Figura 1 | Figura 2 |
Figura 3 | Figura 4 |
Resultados
Dos pacientes operados, dois apresentaram obstrução intestinal no pós-operatório
necessitando reintervenção cirúrgica . Um paciente apresentou
sepse pélvica e fistula reto-vaginal com boa resposta
ao tratamento conservador.
Os pacientes foram submetidos à
reconstrução do transito após três meses, exceção para a
paciente do sexo feminino que permaneceu 06 meses
com ileostomia. O seguimento destes pacientes variou
entre 08 e 34 meses, com média de 12 meses. Os
pacientes referem 4 a 8 episódios de evacuação por dia.

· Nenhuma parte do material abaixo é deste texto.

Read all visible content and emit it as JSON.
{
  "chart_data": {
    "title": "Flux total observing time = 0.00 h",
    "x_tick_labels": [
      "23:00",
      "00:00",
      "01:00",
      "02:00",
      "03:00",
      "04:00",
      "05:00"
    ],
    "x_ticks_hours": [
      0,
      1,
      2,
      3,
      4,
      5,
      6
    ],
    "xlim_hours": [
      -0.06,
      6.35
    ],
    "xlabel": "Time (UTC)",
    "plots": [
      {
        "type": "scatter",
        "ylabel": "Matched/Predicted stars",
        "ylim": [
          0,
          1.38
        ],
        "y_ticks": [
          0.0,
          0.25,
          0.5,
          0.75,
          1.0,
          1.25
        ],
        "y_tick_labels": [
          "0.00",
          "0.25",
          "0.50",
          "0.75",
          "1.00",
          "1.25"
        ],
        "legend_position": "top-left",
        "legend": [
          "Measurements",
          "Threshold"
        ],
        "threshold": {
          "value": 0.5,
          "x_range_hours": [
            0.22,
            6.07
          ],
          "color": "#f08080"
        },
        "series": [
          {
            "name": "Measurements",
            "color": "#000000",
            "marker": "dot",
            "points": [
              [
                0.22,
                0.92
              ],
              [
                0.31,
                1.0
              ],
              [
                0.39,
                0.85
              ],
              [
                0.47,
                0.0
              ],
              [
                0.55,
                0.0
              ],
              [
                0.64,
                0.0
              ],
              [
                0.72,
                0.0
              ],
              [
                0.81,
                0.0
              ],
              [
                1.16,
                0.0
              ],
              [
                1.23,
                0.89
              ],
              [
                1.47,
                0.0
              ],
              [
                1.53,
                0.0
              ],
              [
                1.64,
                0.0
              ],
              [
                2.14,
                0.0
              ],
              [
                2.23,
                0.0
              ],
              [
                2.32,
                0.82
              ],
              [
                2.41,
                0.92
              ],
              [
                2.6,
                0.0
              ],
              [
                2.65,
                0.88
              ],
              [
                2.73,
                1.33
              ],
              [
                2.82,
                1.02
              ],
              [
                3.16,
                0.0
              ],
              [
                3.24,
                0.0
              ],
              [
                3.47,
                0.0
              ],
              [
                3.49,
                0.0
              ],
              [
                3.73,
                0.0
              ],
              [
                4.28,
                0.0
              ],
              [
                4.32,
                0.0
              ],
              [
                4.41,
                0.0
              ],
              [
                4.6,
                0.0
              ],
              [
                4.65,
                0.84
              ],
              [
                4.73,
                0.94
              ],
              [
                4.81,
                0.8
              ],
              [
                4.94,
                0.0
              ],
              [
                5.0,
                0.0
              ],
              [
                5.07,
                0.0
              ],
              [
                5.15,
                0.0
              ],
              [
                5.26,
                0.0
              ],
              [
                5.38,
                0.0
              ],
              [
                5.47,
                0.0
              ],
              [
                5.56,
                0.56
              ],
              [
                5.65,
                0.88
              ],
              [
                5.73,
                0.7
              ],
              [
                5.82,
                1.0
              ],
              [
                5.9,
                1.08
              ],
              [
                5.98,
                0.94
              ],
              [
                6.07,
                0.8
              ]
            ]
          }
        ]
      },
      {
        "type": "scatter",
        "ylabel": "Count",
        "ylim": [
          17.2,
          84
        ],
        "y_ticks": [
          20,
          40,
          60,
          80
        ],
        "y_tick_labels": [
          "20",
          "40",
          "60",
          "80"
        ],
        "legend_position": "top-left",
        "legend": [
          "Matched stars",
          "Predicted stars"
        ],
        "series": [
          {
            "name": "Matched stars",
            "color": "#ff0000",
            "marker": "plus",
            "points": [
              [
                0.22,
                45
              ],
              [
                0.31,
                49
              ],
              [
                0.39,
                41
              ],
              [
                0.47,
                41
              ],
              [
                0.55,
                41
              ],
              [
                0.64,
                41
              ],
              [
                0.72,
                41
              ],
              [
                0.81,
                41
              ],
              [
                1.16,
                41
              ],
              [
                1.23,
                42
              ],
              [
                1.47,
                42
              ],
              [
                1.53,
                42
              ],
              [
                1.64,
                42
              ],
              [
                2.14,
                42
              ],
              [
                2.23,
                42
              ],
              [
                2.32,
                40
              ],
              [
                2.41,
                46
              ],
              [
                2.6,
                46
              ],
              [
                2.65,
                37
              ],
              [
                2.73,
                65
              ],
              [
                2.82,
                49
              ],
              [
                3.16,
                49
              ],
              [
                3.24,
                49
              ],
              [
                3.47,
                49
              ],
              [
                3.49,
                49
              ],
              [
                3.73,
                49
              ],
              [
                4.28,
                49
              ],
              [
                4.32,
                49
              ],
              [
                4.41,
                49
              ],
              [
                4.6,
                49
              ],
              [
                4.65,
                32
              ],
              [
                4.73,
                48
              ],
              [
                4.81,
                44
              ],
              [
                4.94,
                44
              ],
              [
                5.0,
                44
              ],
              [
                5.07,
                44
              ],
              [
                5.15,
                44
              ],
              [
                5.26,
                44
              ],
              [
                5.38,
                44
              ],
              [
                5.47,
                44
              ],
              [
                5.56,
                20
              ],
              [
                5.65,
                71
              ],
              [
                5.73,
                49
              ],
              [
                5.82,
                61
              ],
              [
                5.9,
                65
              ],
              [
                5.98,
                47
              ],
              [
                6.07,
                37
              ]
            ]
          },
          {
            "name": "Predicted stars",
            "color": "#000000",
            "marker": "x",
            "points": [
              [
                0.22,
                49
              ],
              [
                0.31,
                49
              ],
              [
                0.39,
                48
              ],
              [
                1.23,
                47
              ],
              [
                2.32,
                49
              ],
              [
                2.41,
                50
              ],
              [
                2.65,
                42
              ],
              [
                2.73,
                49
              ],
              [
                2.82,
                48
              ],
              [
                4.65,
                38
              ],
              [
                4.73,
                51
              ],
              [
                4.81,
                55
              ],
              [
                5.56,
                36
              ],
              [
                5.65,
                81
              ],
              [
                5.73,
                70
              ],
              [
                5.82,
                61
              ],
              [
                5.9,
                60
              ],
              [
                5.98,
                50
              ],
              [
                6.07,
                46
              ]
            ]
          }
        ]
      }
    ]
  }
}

A paciente do sexo feminino portadora de FAP
apresenta esporadicamente quadros de perda fecal leve à
noite. Os demais pacientes referem controle adequado
da eliminação de gases e fezes.
A histopatologia confirmou RCUI em um paciente, três casos de PAF e dois casos de
adenocarcinoma bem diferenciado, sendo um localizado no
reto e outro em sigmóide. Dos pacientes com PAF,
dois apresentavam no momento da cirurgia
adenocarcinoma, um deles localizado no reto e o outro
no sigmóide. No paciente do sexo masculino portador
de FAP e neoplasia retal, o anel de tecido do
grampeador foi submetido a histopatologia, sendo
identificado tecido escamoso.
Discussão
O pressuposto original da retocolectomia com anastomose íleo anal é de que toda
mucosa potencialmente doente, incluindo a zona de
transição anal (ATZ), deve ser removida para evitar
doença coloretal. O termo ATZ foi introduzido por Fenger
20, que a definiu como "zona interposta entre
mucosa coloretal contínua acima e epitélio escamoso
contínuo abaixo, independente do tipo de epitélio presente
nesta zona". A ATZ estende-se entre 4-5 mm acima da
linha pectínea 21 e acima desta região existe epitélio
colunar. Verificamos então que a ATZ possui pequena
extensão, e quando uma anastomose íleo anal mantém 2-3 cm
de mucosa acima da linha pectínea estamos retendo
um coto de epitélio colunar (colunar cuff)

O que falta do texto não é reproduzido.